Di dischi, Battisti ne ha venduti più di venti milioni. Dal 1968 al 1986 ogni sua incisione conquistava di botto la cima della hit parade. Tanto che lui ne era quasi annoiato. Nell’ultima intervista conosciuta, rilasciata a un collega della Radio Svizzera, confessò candidamente il disagio della Super Star, dicendo più o meno: quando sei sempre il primo, ad un certo punto non sa più cosa inventarti.

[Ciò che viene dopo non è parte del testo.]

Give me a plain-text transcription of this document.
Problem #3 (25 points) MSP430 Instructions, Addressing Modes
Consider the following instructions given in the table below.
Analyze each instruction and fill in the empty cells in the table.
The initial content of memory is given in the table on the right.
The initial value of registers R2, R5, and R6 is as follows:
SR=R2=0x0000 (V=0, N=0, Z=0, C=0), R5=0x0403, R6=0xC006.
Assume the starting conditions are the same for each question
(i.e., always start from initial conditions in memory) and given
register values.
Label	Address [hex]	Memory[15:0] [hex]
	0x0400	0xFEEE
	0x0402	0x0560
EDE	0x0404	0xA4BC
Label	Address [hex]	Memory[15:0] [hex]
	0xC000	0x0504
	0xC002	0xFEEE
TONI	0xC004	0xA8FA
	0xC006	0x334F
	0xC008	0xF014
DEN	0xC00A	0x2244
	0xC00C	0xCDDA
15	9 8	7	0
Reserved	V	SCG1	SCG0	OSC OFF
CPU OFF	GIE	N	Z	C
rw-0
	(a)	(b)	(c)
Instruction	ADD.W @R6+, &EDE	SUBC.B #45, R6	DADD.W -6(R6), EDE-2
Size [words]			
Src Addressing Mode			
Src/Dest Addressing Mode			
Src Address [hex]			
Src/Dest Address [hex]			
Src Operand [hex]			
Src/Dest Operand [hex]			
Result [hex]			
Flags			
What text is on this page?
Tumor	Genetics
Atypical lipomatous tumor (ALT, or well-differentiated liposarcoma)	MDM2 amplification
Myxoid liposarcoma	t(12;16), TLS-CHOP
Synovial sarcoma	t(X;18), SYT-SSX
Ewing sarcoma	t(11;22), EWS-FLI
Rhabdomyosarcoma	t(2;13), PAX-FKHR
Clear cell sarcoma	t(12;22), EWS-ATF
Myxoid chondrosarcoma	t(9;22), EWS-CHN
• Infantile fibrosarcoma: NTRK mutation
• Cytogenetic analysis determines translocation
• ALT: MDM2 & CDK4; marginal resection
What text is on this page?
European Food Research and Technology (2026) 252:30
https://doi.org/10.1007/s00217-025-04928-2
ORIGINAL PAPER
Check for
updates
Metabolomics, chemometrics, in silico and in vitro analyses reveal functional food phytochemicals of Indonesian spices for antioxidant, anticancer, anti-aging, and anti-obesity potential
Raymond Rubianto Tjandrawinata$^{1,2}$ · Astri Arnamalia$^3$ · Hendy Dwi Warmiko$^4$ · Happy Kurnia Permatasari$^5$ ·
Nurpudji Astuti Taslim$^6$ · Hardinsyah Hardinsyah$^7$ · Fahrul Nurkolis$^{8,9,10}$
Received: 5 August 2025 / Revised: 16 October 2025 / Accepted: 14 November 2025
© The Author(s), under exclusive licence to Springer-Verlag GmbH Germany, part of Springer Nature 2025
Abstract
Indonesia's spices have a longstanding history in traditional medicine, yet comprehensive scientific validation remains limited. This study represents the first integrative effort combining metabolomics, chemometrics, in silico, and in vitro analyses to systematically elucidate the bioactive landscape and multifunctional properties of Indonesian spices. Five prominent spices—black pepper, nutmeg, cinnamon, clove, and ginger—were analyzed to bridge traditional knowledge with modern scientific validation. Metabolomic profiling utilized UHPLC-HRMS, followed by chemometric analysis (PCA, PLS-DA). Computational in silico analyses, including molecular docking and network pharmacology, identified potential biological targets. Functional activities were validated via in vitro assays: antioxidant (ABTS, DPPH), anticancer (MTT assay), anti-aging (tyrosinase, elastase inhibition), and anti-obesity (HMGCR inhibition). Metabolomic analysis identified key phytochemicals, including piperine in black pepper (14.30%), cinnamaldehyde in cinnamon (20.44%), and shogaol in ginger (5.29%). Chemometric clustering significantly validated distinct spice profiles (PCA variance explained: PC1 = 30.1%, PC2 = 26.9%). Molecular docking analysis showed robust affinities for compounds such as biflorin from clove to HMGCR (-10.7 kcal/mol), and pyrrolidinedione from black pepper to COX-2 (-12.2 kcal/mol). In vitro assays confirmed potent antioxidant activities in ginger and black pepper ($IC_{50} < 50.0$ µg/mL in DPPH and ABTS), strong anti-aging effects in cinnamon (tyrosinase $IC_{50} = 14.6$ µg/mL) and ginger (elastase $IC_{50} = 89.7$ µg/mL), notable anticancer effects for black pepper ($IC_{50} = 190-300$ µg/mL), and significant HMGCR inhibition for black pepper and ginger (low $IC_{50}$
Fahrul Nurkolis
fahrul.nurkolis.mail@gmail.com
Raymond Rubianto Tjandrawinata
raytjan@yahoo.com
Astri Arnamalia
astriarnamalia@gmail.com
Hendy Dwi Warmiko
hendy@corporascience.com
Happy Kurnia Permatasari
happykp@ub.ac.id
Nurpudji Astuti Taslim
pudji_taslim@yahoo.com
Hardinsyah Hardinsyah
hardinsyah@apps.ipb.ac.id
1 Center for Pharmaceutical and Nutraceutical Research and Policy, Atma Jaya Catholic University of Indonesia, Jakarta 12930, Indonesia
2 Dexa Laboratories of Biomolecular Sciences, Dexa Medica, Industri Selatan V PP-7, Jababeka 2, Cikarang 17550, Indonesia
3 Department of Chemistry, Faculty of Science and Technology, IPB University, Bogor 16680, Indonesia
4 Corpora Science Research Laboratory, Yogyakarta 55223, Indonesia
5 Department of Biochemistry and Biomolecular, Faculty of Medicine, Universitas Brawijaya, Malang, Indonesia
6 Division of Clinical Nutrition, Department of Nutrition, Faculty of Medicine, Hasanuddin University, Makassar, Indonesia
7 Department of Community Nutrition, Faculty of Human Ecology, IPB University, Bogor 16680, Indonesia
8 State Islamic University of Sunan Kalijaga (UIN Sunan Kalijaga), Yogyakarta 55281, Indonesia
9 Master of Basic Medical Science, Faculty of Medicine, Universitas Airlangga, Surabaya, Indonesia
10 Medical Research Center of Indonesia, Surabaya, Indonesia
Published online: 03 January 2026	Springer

  Lui si inventò, nel finale, una seconda carriera, assolutamente non paragonabile alla precedente. Una giornata uggiosa del 1980 chiude la collaborazione fortunatissima con Mogol. La versione ufficiale del distacco parla di banali faccende di diritti d’autore, sullo sfondo però di una saturazione creativa palpabile tra i solchi dell’album dell’addio.  Dopo, Lucio sperimenta, fa un disco elettronico insieme alla moglie, quindi realizza 40 canzoni insieme al paroliere Pasquale Panella. Complessivamente sono 52 pezzi, musicalmente sono piccoli gioielli ma di fatto nessuno li conosce. In pratica Battisti, per scelta volontaria, passò dai fiori ai bulloni. Anche i bulloni che confezionava erano splendidi (A portata di mano e La bellezza riunita sono due capolavori, per capirci) ma non avevano appeal commerciale. E lui lo sapeva e non se ne curava: era sparito dal mondo e ci mancava già. Figuriamoci venti anni dopo.